Sarif pun mulai menekan penisnya ke dalam vaginaku. Dan saya merasa tampaknya vaginaku terdongkrak. Karena Sarif melakukannya dengan tekanan yang cukup mendadak.
"Aaw.. Aaahh.. Ugh..! Pelan-pelan Rif..!" jeritku menahan sakit.
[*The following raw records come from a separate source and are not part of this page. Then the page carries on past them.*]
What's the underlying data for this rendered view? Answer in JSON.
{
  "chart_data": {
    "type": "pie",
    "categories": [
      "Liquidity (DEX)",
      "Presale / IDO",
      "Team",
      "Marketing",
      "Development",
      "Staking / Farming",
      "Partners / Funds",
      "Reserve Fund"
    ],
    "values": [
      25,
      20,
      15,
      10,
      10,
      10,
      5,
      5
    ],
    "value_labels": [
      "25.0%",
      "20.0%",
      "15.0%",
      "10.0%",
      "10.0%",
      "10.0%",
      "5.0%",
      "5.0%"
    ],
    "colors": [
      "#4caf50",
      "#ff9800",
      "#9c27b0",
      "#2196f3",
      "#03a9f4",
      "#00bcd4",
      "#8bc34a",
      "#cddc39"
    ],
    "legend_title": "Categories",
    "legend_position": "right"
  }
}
Karena ukurannya yang cukup besar itu, vaginaku menyerupai terisi penuh, sehingga hampir seluruh potongan dindingnya tersentuh oleh bantang kemaluan Sarif dan itu memperlihatkan rasa yang belum pernah kurasakan sebelumnya.

"Eh, sorry San. Sakit ya..?"
"He.. eh. Tapi nggak apa-apa. Terus Rif, mainkan pelan-pelan. Uuh.. Mmhh.. Yess..!" saya terus melenguh tidak karuan mencicipi kenikmatan ketika Sarif menggesek-gesekkan batang kemaluannya di dalam vaginaku. Dan sungguh nikmat. Aku terus meracau tidak karuan mencicipi kenikmatan yang selama ini belum pernah kualami.